The Disciples of Christ church founded "Bacon College" in Georgetown. It operated from 1837 to 1851 and 1858 to 1861. It was renamed Kentucky University in 1858. In 1865, the remnants of the school were merged into Transylvania University. The merged institution took the name "Kentucky University."

Transylvania has dominated academe in the bluegrass region ever since and was the sought-after destination for the children of the South's political leadership, military families, and business elite. It attracted many politically ambitious young men, including Stephen F. Austin, the founder of Texas.
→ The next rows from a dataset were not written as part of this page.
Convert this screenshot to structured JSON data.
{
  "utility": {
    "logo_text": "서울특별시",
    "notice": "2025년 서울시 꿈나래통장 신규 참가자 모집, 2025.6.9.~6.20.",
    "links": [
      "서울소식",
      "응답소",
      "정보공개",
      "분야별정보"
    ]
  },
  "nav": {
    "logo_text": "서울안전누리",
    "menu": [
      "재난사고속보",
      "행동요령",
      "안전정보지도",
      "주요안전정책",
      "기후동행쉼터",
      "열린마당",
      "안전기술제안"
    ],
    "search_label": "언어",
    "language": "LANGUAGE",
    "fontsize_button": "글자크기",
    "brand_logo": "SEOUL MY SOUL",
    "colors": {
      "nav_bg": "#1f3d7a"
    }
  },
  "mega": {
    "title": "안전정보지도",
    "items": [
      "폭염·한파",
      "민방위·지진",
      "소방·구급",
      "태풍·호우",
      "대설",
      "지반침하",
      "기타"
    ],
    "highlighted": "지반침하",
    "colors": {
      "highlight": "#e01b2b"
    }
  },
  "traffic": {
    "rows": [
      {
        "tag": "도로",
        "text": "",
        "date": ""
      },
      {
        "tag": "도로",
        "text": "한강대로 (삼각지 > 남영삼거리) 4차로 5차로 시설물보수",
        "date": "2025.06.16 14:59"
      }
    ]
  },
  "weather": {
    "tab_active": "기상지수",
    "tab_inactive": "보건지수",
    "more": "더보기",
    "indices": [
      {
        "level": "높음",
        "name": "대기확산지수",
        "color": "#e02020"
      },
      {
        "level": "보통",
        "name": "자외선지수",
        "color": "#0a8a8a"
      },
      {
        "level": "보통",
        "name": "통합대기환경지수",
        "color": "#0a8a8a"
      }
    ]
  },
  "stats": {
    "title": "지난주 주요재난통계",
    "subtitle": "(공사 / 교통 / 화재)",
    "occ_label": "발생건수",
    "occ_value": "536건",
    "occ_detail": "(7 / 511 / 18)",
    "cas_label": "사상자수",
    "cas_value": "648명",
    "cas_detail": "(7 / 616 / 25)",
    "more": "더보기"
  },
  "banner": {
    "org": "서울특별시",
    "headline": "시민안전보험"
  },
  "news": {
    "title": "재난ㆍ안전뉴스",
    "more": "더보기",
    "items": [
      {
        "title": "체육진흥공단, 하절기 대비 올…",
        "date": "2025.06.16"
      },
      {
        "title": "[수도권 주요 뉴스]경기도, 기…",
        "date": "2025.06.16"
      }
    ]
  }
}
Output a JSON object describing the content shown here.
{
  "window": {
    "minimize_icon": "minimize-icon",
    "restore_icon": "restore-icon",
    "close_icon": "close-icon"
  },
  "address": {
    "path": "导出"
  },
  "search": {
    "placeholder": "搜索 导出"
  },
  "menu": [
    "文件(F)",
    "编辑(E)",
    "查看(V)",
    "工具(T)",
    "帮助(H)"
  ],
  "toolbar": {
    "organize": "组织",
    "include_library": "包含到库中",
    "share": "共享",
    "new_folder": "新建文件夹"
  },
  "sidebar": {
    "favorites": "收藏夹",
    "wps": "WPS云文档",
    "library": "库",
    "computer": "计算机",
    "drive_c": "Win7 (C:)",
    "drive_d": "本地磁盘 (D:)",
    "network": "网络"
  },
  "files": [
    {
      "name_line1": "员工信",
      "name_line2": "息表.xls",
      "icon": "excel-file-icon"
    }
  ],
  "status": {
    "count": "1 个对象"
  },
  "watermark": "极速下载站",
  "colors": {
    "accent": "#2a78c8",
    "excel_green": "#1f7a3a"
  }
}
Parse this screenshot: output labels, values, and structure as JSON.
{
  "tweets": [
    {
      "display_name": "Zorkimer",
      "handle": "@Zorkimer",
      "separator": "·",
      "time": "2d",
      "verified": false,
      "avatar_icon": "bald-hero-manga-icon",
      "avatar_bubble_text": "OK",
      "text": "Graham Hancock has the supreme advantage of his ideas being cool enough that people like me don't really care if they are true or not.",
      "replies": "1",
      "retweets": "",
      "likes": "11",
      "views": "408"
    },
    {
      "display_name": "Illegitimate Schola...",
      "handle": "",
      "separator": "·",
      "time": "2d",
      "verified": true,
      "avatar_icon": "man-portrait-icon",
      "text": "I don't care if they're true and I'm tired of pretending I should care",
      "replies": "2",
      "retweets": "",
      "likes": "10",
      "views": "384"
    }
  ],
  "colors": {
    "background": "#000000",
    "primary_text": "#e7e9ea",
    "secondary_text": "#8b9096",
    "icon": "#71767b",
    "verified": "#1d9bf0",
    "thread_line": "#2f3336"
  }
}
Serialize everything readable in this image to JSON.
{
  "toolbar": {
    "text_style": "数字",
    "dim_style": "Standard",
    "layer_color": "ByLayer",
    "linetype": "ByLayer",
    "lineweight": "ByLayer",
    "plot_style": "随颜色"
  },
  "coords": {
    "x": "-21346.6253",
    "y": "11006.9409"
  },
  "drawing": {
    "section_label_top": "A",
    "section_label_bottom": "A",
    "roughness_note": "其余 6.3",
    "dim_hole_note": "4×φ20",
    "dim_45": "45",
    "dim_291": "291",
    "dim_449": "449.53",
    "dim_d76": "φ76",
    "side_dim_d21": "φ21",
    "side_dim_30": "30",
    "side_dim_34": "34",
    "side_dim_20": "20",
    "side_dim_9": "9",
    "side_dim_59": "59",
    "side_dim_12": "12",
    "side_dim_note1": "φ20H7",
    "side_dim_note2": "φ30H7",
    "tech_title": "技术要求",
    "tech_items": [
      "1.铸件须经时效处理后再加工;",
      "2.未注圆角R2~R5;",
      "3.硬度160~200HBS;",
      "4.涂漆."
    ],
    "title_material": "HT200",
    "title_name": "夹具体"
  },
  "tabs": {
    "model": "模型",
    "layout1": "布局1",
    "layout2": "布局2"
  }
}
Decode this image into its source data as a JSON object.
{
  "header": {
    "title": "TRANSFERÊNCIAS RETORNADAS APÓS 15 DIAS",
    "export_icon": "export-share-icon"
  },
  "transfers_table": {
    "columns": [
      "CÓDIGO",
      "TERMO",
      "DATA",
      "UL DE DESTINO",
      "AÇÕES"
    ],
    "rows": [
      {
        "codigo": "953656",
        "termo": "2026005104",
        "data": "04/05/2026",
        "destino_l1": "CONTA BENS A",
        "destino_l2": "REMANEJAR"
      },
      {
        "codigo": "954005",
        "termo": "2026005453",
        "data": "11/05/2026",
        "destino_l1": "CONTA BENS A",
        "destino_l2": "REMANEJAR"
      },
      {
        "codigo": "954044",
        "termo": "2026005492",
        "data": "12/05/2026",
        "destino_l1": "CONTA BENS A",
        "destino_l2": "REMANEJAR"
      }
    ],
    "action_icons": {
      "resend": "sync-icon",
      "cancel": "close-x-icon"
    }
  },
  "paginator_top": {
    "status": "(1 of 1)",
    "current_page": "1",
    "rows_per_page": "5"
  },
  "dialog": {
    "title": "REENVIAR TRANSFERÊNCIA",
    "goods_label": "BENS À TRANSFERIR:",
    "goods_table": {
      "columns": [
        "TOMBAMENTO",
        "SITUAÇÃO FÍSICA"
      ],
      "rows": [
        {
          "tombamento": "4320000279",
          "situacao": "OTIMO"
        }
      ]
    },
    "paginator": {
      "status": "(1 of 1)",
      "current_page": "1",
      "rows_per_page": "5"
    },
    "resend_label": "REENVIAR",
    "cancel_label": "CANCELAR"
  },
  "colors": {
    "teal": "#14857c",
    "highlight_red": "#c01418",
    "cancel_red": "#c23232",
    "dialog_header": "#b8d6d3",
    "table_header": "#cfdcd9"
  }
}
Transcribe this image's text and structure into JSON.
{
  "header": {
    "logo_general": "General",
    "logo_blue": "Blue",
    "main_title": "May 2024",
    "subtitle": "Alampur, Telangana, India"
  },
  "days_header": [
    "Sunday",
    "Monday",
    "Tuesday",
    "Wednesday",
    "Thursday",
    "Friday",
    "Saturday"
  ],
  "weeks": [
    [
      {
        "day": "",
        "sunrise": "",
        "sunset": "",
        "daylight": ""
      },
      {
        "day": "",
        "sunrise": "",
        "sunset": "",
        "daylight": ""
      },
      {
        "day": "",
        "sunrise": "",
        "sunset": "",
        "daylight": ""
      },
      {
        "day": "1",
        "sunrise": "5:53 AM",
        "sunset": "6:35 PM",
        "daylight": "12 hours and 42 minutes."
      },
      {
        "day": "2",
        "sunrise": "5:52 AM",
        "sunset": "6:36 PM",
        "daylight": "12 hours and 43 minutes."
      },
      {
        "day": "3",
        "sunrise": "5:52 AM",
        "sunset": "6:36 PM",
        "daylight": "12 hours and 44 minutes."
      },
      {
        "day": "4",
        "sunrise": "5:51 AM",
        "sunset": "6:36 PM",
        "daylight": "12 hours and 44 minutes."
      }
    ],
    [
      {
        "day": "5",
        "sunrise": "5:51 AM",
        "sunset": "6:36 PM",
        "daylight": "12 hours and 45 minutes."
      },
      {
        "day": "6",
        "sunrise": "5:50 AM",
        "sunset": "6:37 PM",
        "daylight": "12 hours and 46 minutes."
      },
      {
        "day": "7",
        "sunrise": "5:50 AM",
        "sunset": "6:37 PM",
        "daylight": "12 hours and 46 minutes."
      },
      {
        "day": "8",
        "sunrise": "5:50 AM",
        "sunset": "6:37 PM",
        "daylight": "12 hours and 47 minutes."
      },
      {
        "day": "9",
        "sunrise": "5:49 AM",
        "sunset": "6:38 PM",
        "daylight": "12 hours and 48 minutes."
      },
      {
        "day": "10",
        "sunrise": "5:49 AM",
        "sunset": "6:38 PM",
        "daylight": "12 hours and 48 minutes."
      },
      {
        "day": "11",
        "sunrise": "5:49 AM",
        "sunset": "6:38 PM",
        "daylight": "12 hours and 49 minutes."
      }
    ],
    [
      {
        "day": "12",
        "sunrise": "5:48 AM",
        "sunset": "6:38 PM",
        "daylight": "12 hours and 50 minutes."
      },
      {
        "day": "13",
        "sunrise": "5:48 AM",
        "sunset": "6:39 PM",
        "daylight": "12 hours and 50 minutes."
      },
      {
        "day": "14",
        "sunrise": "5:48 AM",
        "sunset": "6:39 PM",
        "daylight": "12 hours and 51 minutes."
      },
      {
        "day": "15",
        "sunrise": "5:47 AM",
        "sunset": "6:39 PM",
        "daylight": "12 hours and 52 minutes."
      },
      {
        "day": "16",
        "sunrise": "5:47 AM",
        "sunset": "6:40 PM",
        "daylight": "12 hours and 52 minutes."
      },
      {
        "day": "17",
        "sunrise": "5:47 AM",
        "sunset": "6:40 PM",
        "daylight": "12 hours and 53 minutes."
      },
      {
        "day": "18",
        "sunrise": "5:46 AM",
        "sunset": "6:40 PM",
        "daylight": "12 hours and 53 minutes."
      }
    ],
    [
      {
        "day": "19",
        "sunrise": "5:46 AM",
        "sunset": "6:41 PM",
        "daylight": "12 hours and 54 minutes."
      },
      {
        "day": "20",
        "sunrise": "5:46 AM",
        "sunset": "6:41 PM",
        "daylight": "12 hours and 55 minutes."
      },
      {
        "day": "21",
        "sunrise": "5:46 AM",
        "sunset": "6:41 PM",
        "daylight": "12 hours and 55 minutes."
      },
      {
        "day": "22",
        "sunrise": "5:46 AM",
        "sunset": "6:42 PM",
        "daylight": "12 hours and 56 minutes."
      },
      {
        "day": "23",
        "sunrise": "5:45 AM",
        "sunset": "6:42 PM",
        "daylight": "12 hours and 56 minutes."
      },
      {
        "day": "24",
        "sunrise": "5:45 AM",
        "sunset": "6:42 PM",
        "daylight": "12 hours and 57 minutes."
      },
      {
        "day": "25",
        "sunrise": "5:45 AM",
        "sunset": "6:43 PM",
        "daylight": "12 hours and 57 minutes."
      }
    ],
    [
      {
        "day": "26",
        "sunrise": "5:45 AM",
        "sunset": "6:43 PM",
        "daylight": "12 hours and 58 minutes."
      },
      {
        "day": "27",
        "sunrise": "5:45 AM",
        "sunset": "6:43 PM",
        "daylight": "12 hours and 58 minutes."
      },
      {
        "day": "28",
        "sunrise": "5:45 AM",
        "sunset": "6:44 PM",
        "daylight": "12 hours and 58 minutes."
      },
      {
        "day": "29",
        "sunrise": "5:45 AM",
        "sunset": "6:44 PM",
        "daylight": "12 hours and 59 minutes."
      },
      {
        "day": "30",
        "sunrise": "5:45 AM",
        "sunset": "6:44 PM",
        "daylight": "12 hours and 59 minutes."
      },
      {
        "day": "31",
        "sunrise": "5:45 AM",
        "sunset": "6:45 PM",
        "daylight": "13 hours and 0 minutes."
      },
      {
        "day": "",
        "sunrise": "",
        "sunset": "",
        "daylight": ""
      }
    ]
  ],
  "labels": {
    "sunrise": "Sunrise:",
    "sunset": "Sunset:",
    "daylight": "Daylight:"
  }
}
The new institution used Transylvania's campus in Lexington while keeping the name Kentucky University. The university was reorganized into several new colleges, including the Agricultural and Mechanical College (A&M) of Kentucky, publicly chartered as a department of Kentucky University as a land-grant institution under the Morrill Act. But due to questions about having a federally funded land-grant college controlled by a religious body, the A&M college was spun off in 1878 as an independent, state-run institution. The A&M of Kentucky soon developed into one of the state's flagship public universities, the University of Kentucky. Kentucky University's College of the Bible, which traced its roots to Bacon College's Department of Hebrew Literature, received a separate charter in 1878. Kentucky University's seminary eventually separated but remained on the same campus until 1950. It later changed its name to the Lexington Theological Seminary. In 1903, Hamilton College, a Lexington-based women's college founded in 1869, merged into Kentucky University.